The pricing model could accelerate AI adoption by removing economic barriers to deployment across manufacturing facilities, service operations and asset management functions.

Companies maintaining complex assets can now implement AI-driven predictive maintenance, quality control and operational optimisation without the constraint of per-user costs limiting which employees can access these capabilities.

IFS positions the model as particularly suited to industrial systems of action – environments where AI does not simply provide insights but actively drives work and outcomes through measurable, auditable and transparent metrics.

Aly Pinder Jr, Research VP, Aftermarket Services Strategies, at IDC

This aligns with the evolving role of enterprise software in industrial settings, where technology is increasingly expected to deliver tangible operational improvements rather than serving primarily as an information management tool.

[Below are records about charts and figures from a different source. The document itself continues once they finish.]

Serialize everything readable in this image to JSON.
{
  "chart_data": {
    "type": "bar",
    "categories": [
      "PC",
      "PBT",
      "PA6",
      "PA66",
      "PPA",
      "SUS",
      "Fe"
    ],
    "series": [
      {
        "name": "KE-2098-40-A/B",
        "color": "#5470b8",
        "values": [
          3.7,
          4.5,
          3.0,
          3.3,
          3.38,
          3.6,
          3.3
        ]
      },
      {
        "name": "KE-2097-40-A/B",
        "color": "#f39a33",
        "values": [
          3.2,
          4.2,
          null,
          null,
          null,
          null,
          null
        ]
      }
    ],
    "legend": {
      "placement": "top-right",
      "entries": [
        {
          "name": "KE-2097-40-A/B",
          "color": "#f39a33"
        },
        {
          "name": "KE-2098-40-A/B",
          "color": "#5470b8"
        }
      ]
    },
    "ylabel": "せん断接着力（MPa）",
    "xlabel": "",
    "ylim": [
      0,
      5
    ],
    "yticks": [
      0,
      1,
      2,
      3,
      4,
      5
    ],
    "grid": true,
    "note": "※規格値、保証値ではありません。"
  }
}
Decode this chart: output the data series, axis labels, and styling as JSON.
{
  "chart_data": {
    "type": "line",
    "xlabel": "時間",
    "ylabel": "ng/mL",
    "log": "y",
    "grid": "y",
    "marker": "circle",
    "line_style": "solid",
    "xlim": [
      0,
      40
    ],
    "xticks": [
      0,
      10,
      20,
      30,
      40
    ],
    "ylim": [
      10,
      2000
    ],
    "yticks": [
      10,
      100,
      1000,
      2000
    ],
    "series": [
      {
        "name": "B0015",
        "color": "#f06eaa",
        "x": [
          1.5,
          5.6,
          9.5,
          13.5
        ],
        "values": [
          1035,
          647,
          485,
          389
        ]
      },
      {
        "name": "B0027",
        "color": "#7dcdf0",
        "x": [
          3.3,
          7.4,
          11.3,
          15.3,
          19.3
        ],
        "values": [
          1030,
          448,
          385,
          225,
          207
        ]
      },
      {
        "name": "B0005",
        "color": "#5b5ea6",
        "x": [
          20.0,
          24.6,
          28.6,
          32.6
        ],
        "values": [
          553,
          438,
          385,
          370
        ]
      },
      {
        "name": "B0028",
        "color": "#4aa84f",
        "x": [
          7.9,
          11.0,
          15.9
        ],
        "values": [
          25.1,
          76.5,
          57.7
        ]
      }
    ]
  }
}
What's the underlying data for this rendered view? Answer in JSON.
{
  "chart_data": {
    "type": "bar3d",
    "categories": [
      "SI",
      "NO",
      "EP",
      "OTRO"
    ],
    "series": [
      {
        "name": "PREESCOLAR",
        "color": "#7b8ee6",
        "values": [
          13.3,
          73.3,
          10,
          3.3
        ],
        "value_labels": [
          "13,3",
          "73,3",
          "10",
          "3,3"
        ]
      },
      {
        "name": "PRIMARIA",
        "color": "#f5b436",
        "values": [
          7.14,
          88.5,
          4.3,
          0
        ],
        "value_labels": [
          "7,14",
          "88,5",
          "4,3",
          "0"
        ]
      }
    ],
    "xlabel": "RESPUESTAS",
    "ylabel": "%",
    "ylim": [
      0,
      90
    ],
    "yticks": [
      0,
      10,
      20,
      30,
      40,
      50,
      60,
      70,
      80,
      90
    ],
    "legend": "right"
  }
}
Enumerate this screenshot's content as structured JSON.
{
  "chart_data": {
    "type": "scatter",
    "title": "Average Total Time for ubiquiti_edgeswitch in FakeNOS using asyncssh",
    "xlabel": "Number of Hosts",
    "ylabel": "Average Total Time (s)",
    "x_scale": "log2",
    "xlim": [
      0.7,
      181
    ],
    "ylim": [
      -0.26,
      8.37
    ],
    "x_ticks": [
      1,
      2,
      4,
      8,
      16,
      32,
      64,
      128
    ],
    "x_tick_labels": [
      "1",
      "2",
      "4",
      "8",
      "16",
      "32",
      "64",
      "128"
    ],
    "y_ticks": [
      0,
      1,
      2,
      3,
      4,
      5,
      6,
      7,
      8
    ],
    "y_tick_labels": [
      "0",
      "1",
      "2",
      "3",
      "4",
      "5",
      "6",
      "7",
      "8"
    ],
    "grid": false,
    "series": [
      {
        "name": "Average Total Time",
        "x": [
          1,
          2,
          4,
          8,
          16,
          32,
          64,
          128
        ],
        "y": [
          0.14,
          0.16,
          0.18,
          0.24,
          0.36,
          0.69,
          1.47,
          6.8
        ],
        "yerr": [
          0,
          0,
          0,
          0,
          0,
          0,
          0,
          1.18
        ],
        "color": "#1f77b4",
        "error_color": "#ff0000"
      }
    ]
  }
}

The shift comes as procurement and supply chain leaders face heightened expectations.

It is no longer sufficient to deliver cost savings – these roles now carry responsibility for sourcing resilient suppliers and ensuring operational continuity amid ongoing disruption.

AI tools offer capabilities to meet these expanded requirements, but only if deployment is not artificially constrained by licensing economics.

As enterprises navigate an increasingly AI-driven industrial landscape, pricing models that enable rather than restrict technology deployment could become a competitive differentiator for software providers targeting the industrial sector.